Grr. Maybe this can be a nice love-hate relationship.

Diane Mandy said...

I am beginning to wonder whether I brought the rainy cold weather with me when I moved here. I mean, really, where's the beautiful Spanish spring I was promised?

I back in town and hope we can meet up again soon!

Anonymous said...

most slavic languages, like Czech, Slovak, Russian, Ukrainian, and maybe some others, have only three tenses: Present, Past, Future. The very idea of present perfect, continuity of an action, are alien to them. Either something is done, or not. It's not "in the process of having been done, somewhere in the past, over some indefinite length of time". Yet, they can understand when people use it. Its use wouldn't come to them naturally, however...

oreneta said...

She, in a way I am finding it more fun teaching her, it is a kind of investigative work rather than the predictable build that we normally do. It is also fun because she is SO keen to learn.

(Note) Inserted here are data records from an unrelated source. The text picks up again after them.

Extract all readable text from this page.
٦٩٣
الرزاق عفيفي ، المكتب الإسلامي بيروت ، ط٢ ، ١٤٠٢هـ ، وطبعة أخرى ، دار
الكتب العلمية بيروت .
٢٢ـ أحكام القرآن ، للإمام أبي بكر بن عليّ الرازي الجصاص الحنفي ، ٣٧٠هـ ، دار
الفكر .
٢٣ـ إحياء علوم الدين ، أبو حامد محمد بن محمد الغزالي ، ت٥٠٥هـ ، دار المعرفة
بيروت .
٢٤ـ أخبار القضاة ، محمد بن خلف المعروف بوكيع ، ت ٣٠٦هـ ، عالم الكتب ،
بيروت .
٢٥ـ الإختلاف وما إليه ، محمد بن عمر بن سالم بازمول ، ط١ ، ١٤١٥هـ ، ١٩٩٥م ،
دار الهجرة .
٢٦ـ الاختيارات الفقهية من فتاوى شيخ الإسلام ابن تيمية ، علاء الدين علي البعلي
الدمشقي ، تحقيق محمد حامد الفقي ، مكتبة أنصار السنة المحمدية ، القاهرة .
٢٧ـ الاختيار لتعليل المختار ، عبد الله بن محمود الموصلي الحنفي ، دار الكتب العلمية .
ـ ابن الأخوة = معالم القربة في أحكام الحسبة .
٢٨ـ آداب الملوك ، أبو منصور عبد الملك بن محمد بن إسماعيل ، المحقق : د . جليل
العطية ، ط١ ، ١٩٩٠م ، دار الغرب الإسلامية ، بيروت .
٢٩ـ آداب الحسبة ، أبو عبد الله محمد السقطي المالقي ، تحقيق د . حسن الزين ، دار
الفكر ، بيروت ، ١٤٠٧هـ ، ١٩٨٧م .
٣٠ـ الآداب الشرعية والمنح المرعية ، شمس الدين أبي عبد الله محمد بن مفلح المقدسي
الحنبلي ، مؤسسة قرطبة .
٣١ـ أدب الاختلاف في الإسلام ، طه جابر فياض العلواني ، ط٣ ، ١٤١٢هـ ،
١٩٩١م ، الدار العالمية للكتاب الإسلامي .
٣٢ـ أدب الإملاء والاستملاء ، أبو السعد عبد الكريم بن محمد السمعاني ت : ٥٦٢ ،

JG, at the moment I am warmer, thank you. Teaching English as a non-grammarian is interesting. I can teach at the very highest levels, though I need a grammar reference for some of it, there is a level where they are studying for a very particular exam that I have trouble with. They ask me brutal questions like why the second conditional in the passive voice acts a certain way and I look at them BLANKLY. I don't even know if you can use second conditional in passive voice. They need to be able to trot out the rules and I can't. I can mark everything without a problem though.

Teachermommy, honestly, I am not particularily brilliant either, though I would like to get good enough to sell a bit. The reality is that, like anything, the vast majority of artists aren't Picassos or Mirós and that's OK. I really enjoy it, a like the act of painting, and with practice, like anything, I am improving. The reality is that to be great, there has to be skill, but also a bloody-minded ruthless determination to do nothing else. I am not prepared to do that. I am happily married and intend to stay that way. I have two kids, and would never consider not parenting them as best I can. I want to have a life that is balanced.

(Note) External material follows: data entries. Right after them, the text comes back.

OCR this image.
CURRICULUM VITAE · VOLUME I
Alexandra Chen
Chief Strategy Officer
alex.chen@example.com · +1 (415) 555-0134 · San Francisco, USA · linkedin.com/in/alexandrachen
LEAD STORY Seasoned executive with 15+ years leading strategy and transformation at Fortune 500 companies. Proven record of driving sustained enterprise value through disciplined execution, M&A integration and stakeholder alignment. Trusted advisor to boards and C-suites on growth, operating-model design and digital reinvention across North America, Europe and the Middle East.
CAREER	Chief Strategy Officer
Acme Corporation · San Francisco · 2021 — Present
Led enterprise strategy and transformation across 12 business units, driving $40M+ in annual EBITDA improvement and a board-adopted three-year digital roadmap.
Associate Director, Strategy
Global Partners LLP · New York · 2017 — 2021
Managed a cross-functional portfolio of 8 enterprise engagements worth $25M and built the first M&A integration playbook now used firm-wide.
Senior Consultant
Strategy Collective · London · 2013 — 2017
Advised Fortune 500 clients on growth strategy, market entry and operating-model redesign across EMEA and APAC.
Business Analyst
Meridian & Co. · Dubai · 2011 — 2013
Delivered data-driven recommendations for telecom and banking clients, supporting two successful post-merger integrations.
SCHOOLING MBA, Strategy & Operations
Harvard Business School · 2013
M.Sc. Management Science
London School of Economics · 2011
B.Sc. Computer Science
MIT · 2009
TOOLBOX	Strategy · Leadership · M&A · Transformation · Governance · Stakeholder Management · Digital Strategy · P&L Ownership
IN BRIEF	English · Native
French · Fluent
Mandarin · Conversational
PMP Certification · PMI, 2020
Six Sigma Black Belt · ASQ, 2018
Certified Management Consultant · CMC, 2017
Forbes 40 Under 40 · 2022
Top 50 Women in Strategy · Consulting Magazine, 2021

I suppose what I am really saying is go ahead and paint. Go for it. So what if it isn't brilliant. If you enjoy it, set too. You will improve and you will have disasters. Lots of painters regularly had bonfires of their work they didn't like. Heck, DaVinci repainted and repainted ENDLESSLY. Go for it.

Diane, they keep telling me that it is Spain, and it is normal. Tiresome, but normal. I would ADORE getting together with you again! That would be fabulous!

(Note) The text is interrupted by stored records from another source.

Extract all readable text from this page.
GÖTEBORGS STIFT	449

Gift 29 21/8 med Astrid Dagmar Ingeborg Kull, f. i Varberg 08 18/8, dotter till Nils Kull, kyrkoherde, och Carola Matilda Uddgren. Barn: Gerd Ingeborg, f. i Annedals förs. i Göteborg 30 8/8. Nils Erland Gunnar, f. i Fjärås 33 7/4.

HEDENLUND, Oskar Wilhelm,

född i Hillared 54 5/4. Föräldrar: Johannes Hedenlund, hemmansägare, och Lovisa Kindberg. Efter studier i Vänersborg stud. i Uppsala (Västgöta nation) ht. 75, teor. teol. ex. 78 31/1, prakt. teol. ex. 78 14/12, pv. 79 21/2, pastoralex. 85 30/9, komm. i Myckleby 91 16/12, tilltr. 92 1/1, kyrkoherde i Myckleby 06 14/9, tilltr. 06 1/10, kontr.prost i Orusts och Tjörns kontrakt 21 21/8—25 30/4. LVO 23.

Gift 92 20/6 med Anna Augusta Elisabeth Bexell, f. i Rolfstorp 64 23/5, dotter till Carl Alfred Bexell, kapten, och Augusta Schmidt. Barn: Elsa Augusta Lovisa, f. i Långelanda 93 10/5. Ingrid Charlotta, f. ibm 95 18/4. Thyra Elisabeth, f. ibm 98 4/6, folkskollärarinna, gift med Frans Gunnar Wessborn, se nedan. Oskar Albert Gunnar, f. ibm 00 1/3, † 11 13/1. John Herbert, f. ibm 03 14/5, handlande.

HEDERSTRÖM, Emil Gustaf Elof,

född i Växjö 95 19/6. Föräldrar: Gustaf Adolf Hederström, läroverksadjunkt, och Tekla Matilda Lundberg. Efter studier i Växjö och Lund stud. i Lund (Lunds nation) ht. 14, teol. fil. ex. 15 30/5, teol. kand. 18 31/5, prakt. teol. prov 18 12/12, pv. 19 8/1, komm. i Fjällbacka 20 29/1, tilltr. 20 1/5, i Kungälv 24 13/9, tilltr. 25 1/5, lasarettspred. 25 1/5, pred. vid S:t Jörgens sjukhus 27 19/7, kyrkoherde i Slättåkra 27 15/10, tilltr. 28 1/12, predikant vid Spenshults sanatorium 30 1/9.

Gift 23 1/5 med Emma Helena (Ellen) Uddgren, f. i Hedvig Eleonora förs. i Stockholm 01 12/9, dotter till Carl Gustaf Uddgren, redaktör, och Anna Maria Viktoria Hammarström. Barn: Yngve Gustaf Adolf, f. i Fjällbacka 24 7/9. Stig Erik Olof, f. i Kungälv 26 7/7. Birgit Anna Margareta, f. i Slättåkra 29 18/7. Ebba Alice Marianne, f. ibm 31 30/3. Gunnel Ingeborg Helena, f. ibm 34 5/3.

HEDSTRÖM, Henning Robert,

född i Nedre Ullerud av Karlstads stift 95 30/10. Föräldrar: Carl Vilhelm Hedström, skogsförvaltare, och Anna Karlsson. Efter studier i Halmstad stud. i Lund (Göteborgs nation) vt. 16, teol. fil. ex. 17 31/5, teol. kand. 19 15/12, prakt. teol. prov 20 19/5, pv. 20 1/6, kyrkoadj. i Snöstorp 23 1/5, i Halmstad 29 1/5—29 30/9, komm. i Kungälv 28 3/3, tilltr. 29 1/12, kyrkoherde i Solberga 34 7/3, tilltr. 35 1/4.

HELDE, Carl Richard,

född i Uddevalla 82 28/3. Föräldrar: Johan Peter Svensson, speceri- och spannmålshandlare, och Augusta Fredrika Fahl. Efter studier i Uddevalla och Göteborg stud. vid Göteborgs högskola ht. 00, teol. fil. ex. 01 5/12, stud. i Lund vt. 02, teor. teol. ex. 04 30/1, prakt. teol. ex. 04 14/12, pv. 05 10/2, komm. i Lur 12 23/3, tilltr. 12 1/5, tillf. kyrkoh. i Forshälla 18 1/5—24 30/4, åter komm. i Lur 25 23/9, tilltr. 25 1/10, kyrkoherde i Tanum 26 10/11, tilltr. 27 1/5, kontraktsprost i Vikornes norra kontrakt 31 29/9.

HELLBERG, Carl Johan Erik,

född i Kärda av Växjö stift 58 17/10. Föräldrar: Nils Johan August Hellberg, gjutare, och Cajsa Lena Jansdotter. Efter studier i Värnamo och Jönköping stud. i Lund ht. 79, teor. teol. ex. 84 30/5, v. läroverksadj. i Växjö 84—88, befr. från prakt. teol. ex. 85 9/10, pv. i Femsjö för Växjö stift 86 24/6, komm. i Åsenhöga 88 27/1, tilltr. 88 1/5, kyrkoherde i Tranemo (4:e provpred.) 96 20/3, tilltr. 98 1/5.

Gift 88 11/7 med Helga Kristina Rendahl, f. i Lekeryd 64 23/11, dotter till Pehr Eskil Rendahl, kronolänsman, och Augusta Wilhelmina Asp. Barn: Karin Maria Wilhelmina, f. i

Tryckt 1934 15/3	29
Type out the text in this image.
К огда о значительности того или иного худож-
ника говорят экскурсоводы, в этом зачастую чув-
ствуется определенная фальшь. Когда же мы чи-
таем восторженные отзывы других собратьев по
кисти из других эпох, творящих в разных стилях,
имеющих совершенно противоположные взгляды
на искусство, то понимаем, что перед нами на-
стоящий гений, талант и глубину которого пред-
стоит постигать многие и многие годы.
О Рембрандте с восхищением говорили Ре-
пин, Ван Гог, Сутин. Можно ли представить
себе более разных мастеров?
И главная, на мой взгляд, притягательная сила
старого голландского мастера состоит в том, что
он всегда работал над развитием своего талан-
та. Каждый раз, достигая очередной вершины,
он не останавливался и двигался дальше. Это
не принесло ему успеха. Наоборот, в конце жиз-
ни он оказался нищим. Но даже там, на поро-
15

ElP, I have that problem with subjunctives. I can understand when people are saying them, I just can't seem to remember to use them and I remain unsure when I should use them. Tough all around. I was told by a speaker of one of the Chinese languages that they don't conjugate verbs at all, rather put a time reference into the sentence. I am not sure of that as a fact, but it was an interesting thought and could certainly make things easier.

My goodness, what long replies I am writing.